The above title is given with apologies to Steel Pulse.
This is a little late to be completely relevant, and any number of scientists and non-scientists have already weighed in on the March for Science, but I decided to add my opinion to the mix. First, I want to express my admiration for all the people who worked so hard to organize the event and who are continuing to promote the values and goals of science.
Last Saturday, the wife and I headed to the satellite rally of the March for Science being held on the grounds of the State Capitol in Lansing. This was after a brief period of soul-searching on my part. I read some of the arguments (advanced by scientists) both for and against the March for Science, and I found merit in both sides. I strongly support the aims of the March for Science. That includes: maintaining the well-earned privileged status of scientists as voices of expertise to guide important decisions in government and society, making sure that researchers have adequate funds to expand human knowledge and serve applied goals, and mobilizing activists both among professional scientists and the public as a whole, in this time of urgent crisis. On the other hand, I appreciate the argument that the case might be weakened by portraying scientists as activists with a left-wing political bent, because well-paid propagandists have implanted the meme in people’s minds that science is part of a nefarious elite liberal agenda. At first, the latter argument held sway with me. I agreed with the goals of the march, but felt that the march itself would undermine those goals.

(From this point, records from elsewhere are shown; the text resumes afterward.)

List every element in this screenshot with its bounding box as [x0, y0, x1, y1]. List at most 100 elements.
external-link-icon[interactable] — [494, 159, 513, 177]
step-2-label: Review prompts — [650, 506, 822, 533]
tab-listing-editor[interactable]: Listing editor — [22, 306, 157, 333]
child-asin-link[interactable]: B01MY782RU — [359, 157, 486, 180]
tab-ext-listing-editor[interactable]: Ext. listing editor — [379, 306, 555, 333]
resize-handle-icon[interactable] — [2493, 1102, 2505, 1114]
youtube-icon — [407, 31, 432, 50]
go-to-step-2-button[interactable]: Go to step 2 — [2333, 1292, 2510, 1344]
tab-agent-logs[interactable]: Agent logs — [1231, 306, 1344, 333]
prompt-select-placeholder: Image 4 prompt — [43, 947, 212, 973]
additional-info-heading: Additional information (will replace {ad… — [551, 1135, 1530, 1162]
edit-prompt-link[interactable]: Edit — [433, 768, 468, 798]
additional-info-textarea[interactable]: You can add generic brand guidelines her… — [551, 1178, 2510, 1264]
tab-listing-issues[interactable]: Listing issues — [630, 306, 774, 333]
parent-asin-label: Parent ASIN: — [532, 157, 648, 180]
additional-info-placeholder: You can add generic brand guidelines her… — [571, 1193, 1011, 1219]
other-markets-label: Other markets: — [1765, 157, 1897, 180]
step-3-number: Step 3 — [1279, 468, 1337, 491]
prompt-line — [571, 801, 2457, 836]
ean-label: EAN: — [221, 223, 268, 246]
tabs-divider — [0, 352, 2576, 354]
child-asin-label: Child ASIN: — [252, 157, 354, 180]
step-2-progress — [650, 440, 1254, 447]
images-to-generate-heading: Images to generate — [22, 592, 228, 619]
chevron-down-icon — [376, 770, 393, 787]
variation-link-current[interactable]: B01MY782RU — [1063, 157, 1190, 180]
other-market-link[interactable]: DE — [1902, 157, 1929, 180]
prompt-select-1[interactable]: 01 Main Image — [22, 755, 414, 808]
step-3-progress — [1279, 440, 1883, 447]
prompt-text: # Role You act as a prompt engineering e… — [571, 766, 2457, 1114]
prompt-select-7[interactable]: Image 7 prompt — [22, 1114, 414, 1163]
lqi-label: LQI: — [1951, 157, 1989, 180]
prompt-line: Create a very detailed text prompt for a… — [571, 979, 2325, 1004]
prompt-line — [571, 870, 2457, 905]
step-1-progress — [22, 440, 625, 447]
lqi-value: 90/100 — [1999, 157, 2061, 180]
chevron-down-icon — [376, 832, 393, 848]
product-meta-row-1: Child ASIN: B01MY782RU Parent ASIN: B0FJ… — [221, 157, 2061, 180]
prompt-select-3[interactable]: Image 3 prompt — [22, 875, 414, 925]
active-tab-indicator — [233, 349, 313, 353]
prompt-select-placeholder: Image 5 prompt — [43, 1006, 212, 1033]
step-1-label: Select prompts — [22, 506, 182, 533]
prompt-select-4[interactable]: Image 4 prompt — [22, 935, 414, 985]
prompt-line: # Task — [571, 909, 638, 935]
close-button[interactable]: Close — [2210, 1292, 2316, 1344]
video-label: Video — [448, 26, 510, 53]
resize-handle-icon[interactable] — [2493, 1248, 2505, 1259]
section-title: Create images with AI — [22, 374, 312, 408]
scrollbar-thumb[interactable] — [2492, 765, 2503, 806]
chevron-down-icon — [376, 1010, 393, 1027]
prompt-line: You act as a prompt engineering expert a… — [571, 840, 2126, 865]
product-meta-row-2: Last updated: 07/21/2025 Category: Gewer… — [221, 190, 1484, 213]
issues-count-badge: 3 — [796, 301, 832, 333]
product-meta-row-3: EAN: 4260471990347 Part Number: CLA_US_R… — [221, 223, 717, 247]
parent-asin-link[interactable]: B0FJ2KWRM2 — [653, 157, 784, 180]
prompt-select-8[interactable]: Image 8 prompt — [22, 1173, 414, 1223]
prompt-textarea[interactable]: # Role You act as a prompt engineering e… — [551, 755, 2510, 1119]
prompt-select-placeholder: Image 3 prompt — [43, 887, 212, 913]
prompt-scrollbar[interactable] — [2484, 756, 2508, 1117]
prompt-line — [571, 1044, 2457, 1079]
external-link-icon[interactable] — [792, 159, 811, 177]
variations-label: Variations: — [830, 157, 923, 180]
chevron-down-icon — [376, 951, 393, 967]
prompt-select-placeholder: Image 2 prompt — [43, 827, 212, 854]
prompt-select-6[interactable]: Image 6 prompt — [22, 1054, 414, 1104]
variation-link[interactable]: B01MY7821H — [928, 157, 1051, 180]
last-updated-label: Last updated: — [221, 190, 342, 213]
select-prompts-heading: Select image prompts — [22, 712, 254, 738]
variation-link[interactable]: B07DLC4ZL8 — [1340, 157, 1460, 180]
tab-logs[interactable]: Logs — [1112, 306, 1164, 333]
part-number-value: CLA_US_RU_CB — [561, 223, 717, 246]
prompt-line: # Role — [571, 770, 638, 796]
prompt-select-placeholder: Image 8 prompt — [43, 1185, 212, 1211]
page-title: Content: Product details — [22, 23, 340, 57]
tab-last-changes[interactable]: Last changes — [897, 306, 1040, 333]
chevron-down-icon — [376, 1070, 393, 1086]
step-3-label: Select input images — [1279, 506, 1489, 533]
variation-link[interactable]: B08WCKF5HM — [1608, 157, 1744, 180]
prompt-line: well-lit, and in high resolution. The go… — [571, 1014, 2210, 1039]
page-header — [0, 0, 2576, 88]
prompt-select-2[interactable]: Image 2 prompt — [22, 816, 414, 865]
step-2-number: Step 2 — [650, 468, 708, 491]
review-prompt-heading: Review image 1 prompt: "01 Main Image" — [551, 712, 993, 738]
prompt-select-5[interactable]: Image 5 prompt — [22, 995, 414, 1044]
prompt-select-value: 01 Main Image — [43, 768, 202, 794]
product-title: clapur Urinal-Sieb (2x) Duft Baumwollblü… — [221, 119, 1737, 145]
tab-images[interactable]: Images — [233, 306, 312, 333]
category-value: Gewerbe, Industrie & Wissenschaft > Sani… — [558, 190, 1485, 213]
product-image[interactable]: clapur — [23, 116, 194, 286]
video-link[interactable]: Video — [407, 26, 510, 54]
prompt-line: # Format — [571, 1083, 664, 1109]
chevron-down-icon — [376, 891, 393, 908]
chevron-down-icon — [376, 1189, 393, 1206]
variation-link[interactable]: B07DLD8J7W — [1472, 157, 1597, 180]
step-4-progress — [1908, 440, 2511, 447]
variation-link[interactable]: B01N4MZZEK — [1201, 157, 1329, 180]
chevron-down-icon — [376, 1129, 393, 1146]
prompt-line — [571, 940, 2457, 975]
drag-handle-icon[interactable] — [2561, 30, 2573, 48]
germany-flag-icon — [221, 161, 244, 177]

A talk I saw by Dr. Marcia McNutt, president of the National Academy of Sciences, at Michigan State University ended up pushing me to a solid pro-march stance. Dr. McNutt has a very impressive trailblazing resume, being the first woman to head the U.S. Geological Survey and to be editor-in-chief of Science. The talk she gave, about using science to guide policy decisions, was interesting but left me a little unsatisfied. She repeatedly affirmed that scientists seeking to guide policy should not present any biases or value judgments, but rather stick to “just the facts.” This stance struck me as so extreme that it denies reality. The very act of compiling facts for policymakers is inherently value-driven: one has to decide what facts to present and what topic is even worth studying to assess benefits or harms to society. I know that she had to be diplomatic and stick to a script, but I felt that she went too far. She expressed only the most tepid support for the March for Science for similar reasons: that it would portray scientists as biased. At that point, I was decided: it is not wrong to own the values and beliefs I hold, since it is my strong conviction that scientific decision-making is absolutely critical and will produce the best outcomes for society. Talking it over with my wife and with a good friend helped us to make that decision.
So the die was cast and we headed to the march. It was time for another critical decision: funny ironic sign or serious boring sign? My agonized vacillating over whether to even attend the march made me stick to a very simple sign, but Mary split the difference by making a funny one. I am also conflicted about the use of humor and irony to achieve serious goals (Megan Garber has written much more eloquently than me about this in The Atlantic.) While many if not most of the signs were at least a little tongue-in-cheek, I think the march struck a decent balance between relatable, down-to-earth humor and serious activism. I would like to write more about that topic, but I’ll save it for another post.
To sum up: the march in Lansing had a pretty impressive turnout–I think the papers put it at 2500, which is similar to my eyeballed estimate. I enjoyed seeing colleagues and friends out there, and I hope I get a chance to vote for Abdul Al-Sayed for Michigan governor before I leave this state. Down with Tricky Ricky!